Tarla Dalal was a sweet–tempered housewife who gravitated towards  cooking like a moth to a flame or Kangana Ranaut to controversies, if you will. To turn her remarkable rags-to-recipes story into a bland, tasteless dish takes some doing.

The Zee5 seldom known to do justice to any individual, living or otherwise, turns Tarla Dalal’s life into a dish of mashed potatoes. Gooey, sticky and  sickeningly sweetened, Dalal is dipped in sugar syrup and drained of all  healthy ingredients. The movie has no sense of purpose other than to make the queen of cookery-books look like an angel of belch origins.

Adding to the sense of unmitigated clemency is the husband’s character, a  simple homely bloke named Nalin who plays the stereotype known as the 'supportive husband'. Like Abir Chatterjee in the recent Bengali film Fatafati, the husband here is a man who seems fully conscious of the fact that he has nothing more to do in life except to make sure that his wife feels relevant, and never mind his own identity.

The ever-dependable Sharib Hashmi tries hard to tilt the imbalance in  Nalin’s excessively complaisant character. Sadly, a lot of Hashmi’s supportive spouse vibes are melded into comedic concoction. Nalin caught by his wife having meat in his office canteen has shots of the man chomping on juicy bites with carnivorous glee.

Burp re burp!

It is embarrassing to watch Dalal’s inspiring story being squeezed from both ends as though her culinary skills were to be admired not for their intrinsic worth but according to how her family, friends and strangers  judge her.
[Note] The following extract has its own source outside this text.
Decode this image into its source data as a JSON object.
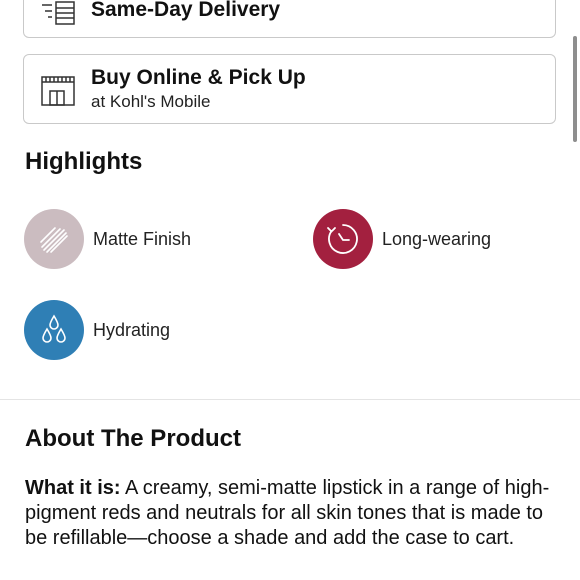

There is a sequence somewhere in the first-half when Dalal is finding her groove, when a “sophisticated” female publisher (we can tell by her body language though luckily for her she is not smoking) stares at Dalal and  finally sighs, “You are made for big things. ” Blah blah!

The problem with such a hagiographic tale is that it allows characters around the hero to say things about her that we already know. However, stating the obvious is not this biopic’s biggest crime, mediocrity is. Every frame is like a reminder of the inception of satellite television days. As for  Huma Qureshi as Dalal, if you have seen Meryl Streep play the gourmet queen in Julie & Julia, you would know the difference.